Of course, there are people out there who still fail to see that the only ethical adults in Huckleberry Finn are the women and the black man.
Michael Grant

United States

#6 Mar 12, 2008
mleake wrote:
So you think it appropriate that the complainant didn't bother to find out what she was complaining about?
Where did you read that the university didn't bother to find out what she was complaining about?

The first step is ALWAYS to acknowledge the complaint. Doesn't mean the university agrees with it. Doesn't mean it's right. Doesn't mean it's logical.

The fact remains that an employee had a complaint.

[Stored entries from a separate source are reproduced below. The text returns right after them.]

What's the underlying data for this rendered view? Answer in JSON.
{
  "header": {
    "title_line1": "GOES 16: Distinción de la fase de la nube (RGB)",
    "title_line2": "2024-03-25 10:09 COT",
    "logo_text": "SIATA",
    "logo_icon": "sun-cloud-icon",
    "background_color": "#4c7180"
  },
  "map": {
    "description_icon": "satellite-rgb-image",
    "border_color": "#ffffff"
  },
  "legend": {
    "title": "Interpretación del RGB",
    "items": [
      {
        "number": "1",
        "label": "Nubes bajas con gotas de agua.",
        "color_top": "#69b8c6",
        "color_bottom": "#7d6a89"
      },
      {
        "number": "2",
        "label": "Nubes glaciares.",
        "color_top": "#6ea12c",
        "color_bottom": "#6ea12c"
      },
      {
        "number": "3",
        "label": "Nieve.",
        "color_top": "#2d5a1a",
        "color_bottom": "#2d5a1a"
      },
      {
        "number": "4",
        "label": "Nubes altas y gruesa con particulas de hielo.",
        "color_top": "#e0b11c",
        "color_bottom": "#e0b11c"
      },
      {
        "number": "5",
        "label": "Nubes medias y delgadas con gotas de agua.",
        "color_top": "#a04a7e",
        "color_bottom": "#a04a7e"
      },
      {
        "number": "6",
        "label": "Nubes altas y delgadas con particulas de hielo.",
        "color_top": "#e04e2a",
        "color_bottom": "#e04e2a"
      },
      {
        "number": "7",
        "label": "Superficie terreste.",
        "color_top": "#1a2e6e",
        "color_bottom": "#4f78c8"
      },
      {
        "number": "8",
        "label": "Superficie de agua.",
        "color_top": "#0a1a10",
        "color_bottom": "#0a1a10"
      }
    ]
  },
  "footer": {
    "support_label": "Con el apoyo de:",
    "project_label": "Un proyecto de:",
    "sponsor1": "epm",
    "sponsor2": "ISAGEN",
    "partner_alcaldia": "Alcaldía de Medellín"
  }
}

The university then has an obligation to record the complaint and to investigate it (which they did).
mleake wrote:
Or that a university official also failed to determine what the book in question actually was?
Sorry, you didn't read the article. They did determine that - it's why no action was taken.
mleake wrote:
Those aren't appropriate actions to me...
But KP's bigger point is that universities should be the last place where people should have to worry about Orwellian control over literature.
Orwellian control is an entirely different thing. No one banned the book. It wasn't removed from the library.
mleake wrote:
Of course, there are people out there who still fail to see that the only ethical adults in Huckleberry Finn are the women and the black man.
Yep...and those people DO remove books.